Изменить размер шрифта - +
Странный тип. А впрочем… может, и не знаю, но догадываюсь. Они же как две капли воды? Я имею в виду — он и покойный брат? А он рассказывал о себе? Что ты о нем знаешь?

— Не так уж много… Но встретил я его не в лучший период. Пил, как… не знаю кто. Так пьют, когда… ты понял.

Блум понимающе кивнул.

— Я порасспрашивал о нем между делом. У меня же полно знакомых осталось в Упсале. Ты ведь знаешь, есть еще и третий номер? Сестра. Старшая. И Сесил, и Эмиль помладше. Хедвиг, если мне не изменяет память. Удивительная женщина… умная, своевольная… и самодовольная, если верить моим источникам. У Эмиля произошел нервный срыв, и она в конце концов приехала и забрала его.

Наверняка посоветовалась с местным эскулапами, которые пытались его пользовать. Поместила в Дом Уксеншерны в Упсале. Напротив Домского собора, если ты был в Упсале. И там оставила.

Кардель в Упсале не был. Мало что понимая, пожал плечами.

— Больница для умалишенных, Кардель. Она затолкала его в сумасшедший дом.

Кардель так побледнел, что Блум поспешил передать ему бутылку, а сам обхватил себя за плечи и сделал несколько движений, будто от ужасного решения сестры Эмиля его зазнобило.

— Но если бы я читал биографию Эмиля Винге, — продолжил секретарь, — я бы первым делом нашел главу про его побег. Один Бог знает, как ему удалось бежать из этого ада. Ты же знаешь, Кардель, в таких заведениях охрана почище, чем в самых страшных тюрьмах. Иногда удается бежать из тюрьмы, но никто и никогда не слышал, чтобы кто-то бежал из учреждения вроде Дома Уксеншерны. Что руководит преступником?
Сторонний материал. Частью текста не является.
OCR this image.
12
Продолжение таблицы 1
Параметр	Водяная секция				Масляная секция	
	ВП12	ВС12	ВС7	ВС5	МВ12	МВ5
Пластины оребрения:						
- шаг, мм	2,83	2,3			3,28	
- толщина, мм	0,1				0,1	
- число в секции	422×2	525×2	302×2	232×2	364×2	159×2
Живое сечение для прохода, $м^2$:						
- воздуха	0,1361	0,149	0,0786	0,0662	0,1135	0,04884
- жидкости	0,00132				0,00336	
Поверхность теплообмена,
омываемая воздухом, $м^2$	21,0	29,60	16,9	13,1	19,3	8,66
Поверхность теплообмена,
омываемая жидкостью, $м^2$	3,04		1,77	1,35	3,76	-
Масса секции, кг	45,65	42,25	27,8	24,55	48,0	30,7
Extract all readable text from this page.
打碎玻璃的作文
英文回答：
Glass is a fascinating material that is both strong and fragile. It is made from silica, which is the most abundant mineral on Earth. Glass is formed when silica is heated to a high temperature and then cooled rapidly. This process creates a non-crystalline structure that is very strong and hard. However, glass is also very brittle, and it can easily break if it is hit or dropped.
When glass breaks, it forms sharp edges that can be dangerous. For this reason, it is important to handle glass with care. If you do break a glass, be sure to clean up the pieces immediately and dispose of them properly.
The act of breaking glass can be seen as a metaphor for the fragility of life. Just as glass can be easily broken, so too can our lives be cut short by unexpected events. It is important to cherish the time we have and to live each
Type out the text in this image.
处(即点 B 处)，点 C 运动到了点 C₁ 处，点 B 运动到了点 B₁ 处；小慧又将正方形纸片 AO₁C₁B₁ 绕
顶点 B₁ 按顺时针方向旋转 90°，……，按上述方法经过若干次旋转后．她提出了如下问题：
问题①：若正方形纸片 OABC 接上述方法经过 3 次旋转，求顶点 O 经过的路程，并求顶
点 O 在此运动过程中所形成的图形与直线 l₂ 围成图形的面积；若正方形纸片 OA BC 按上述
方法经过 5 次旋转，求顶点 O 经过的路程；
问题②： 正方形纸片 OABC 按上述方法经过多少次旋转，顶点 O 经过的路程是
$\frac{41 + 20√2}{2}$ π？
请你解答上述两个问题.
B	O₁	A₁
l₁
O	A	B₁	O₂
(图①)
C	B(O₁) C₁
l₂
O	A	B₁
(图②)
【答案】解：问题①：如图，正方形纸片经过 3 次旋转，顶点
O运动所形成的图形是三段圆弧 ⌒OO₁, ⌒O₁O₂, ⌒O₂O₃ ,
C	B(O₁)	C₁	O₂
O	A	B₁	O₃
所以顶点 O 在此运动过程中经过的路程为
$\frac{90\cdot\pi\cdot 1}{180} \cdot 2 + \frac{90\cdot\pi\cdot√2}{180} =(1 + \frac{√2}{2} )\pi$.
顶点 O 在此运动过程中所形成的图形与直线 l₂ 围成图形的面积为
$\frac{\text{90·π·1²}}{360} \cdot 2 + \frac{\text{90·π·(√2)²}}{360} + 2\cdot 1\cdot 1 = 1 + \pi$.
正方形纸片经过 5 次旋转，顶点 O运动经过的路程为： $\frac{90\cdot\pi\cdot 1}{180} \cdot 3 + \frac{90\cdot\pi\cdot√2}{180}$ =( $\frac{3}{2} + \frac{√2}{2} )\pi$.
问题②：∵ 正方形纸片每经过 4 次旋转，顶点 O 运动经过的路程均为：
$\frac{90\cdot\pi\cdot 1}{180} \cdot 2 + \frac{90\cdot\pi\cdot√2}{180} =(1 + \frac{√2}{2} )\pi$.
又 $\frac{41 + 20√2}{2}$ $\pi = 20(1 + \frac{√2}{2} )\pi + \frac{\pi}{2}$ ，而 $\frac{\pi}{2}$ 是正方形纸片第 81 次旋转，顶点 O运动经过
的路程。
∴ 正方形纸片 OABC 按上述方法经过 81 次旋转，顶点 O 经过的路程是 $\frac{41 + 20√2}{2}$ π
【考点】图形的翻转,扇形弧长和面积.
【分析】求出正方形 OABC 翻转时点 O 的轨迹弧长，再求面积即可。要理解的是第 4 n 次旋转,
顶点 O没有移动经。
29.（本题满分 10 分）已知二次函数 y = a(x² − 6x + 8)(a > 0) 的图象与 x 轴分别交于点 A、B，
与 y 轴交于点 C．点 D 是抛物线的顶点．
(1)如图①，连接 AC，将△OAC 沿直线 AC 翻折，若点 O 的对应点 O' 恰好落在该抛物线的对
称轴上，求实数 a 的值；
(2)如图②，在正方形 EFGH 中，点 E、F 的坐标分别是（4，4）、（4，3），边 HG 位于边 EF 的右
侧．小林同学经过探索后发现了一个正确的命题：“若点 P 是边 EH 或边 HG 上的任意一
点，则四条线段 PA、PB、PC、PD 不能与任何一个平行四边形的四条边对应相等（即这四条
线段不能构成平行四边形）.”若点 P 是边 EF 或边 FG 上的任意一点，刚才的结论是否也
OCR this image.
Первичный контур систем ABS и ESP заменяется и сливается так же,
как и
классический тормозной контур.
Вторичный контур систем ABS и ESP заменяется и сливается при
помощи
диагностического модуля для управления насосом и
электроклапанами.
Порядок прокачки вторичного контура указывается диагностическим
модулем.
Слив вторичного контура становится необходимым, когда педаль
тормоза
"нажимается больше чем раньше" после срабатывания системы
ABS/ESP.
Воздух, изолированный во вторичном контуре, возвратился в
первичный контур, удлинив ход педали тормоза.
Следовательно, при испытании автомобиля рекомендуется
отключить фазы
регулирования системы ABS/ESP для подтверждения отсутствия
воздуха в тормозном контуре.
Нужда, голод, алчность, жажда мести… понятные чувства, не так ли? А как предугадать, что взбредет в голову сумасшедшему? Не зря же дома для умалишенных называют «кладбищами живых». А он бежал! Эмиль Винге бежал! С чем сравнить? Разве что с побегом Казановы из пыточной камеры в Пьомби. И вот что я тебе скажу, Кардель: одного этого подвига достаточно. Эмиль Винге ничуть не менее одарен, чем покойный Сесил. Светлая голова… но, конечно…

— И ты пошел ему навстречу? Дал мандат?

Блум замахал руками.

— Ни в коем случае! Он продолжал настаивать… что мне оставалось делать? Вызвал дежурного, и тот выставил его за дверь. Он же не в себе, дураку видно. А знаешь, что несколько дней назад он уже устроил переполох в управлении? Сам того не желая. Сесила же каждый знал. Знал и уважал. И многие глазам своим не поверили, креститься начали — привидение! Глядите — привидение на набережной! Только потом поняли — нет, не он. Не Сесил. Он бродил тут по Корабельной, туда-сюда, туда-сюда, на север — на юг, на юг — на север. Махал руками, как мельница, и говорил без перерыва. С кем, ты спросишь? Да ни с кем. Сам с собой. Никого с ним не было.

 

20

 

Кардель толкнул дверь, но она не открылась: изнутри ее подпирал сундук. Он раздраженно рыкнул, уперся плечом и напряг мышцы бедер; толкал, пока деревянный ящик с жалобным скрипом не пополз по полу, освобождая дверь. Бледный и испуганный Винге успел задвинуть стол в угол комнаты и спрятался за ним, будто стол мог послужить ему хоть какой-то защитой.

Кардель опустил деревянную култышку и поднял растопыренную правую ладонь — решил, что лучшего жеста примирения не придумаешь.

— Пожалуйста… успокойся… успокойтесь. — Он опять перешел на «вы». — Я вас не трону.

Немного помедлил, дождался, когда пройдет одышка после борьбы с тяжелым сундуком.

— Я только что из Индебету. Вы туда приходили. Блум рассказал.

Эмиль Винге, несмотря на еще не прошедший испуг, сверкнул глазами.

— Жан Мишель, вы сочли наше дело безнадежным.